Though I agree that the results is as the graphs show the reasoning is incorrect. The larger count encoders at the same kernal speed had different limits for speed and momentum, which results in different error allowance and less deceleration time, which later results in what you have on these graphs. The actual reasoning that should be considered is that if you were to cycle the increased rates at increase sample rates and where to operate them at the same velocity with the same error allowance (not in pulses but in dimensions) the outcome should be the same. But running an axis at high velocities with the expectation of  curve following is a matter of motor torque and inertia not pulse rates.

3
General Mach Discussion / Re: Servo Basics
« on: January 20, 2013, 03:41:55 PM »
A 14 bit encoder has 16384 steps per revolution which provide you 5mm/16384 minimum step size or .0000012 inch per step.
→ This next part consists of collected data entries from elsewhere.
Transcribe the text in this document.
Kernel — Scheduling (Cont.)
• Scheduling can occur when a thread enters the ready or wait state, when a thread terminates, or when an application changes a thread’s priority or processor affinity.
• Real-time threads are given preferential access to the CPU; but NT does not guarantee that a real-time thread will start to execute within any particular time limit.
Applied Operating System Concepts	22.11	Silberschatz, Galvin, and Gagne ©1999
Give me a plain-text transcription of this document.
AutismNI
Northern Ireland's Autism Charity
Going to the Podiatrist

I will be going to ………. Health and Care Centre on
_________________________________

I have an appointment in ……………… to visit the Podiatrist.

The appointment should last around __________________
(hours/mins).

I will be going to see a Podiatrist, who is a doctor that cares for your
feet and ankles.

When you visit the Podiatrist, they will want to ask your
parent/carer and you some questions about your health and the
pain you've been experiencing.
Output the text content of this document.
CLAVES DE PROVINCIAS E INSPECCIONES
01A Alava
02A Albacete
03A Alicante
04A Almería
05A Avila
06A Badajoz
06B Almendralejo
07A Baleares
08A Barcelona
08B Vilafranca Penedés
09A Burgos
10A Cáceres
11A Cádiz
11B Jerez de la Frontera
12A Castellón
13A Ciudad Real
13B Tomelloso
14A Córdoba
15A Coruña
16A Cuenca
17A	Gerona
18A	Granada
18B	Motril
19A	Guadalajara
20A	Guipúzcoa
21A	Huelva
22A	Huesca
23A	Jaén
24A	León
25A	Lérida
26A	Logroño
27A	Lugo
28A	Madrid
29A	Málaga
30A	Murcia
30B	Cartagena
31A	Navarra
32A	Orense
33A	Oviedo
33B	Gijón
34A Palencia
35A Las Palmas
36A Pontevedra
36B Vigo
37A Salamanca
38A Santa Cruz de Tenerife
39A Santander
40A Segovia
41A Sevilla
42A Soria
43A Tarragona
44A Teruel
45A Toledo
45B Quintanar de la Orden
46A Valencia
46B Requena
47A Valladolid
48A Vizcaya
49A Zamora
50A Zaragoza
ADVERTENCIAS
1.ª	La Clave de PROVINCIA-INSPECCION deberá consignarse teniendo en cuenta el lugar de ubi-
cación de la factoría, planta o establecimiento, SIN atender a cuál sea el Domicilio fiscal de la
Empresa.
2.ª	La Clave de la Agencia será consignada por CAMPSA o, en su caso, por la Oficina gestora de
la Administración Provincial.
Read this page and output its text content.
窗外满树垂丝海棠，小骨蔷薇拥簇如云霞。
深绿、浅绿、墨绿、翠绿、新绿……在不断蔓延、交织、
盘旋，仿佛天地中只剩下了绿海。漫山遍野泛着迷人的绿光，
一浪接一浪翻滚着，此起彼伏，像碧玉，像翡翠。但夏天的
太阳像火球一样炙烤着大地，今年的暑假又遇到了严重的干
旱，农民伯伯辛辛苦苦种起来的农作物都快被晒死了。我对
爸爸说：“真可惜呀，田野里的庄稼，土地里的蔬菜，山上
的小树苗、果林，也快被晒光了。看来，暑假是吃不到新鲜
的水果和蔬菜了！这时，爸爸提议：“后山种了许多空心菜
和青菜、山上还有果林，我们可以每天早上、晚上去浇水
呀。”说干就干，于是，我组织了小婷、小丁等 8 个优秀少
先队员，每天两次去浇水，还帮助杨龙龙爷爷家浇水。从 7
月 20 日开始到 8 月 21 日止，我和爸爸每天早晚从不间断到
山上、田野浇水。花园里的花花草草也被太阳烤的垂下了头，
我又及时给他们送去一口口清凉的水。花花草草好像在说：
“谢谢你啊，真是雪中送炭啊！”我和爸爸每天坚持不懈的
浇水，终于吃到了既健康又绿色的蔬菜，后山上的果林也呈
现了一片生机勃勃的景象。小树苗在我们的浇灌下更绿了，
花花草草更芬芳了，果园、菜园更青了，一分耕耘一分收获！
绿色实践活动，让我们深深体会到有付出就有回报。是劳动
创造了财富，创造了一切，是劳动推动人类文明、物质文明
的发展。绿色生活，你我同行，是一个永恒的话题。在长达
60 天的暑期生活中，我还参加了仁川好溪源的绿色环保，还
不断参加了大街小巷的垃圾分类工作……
This choice of encoder with a 5mm pitch leadscrew will be slow with any computer and unless you have it on a machine that has significant stiffness and flatness, is an overkill. On most home builds or lower level mills like republic, the most you can dream for is .0001" and really better than .0002 is unlikely. .0002 would represent 16 steps on your encoder leads crew combination. you would be better served by a 10 bit encoder which is 16 times faster at the same kernal speed. or a compromise such as a 12bit with a 4 times improvement in max speed.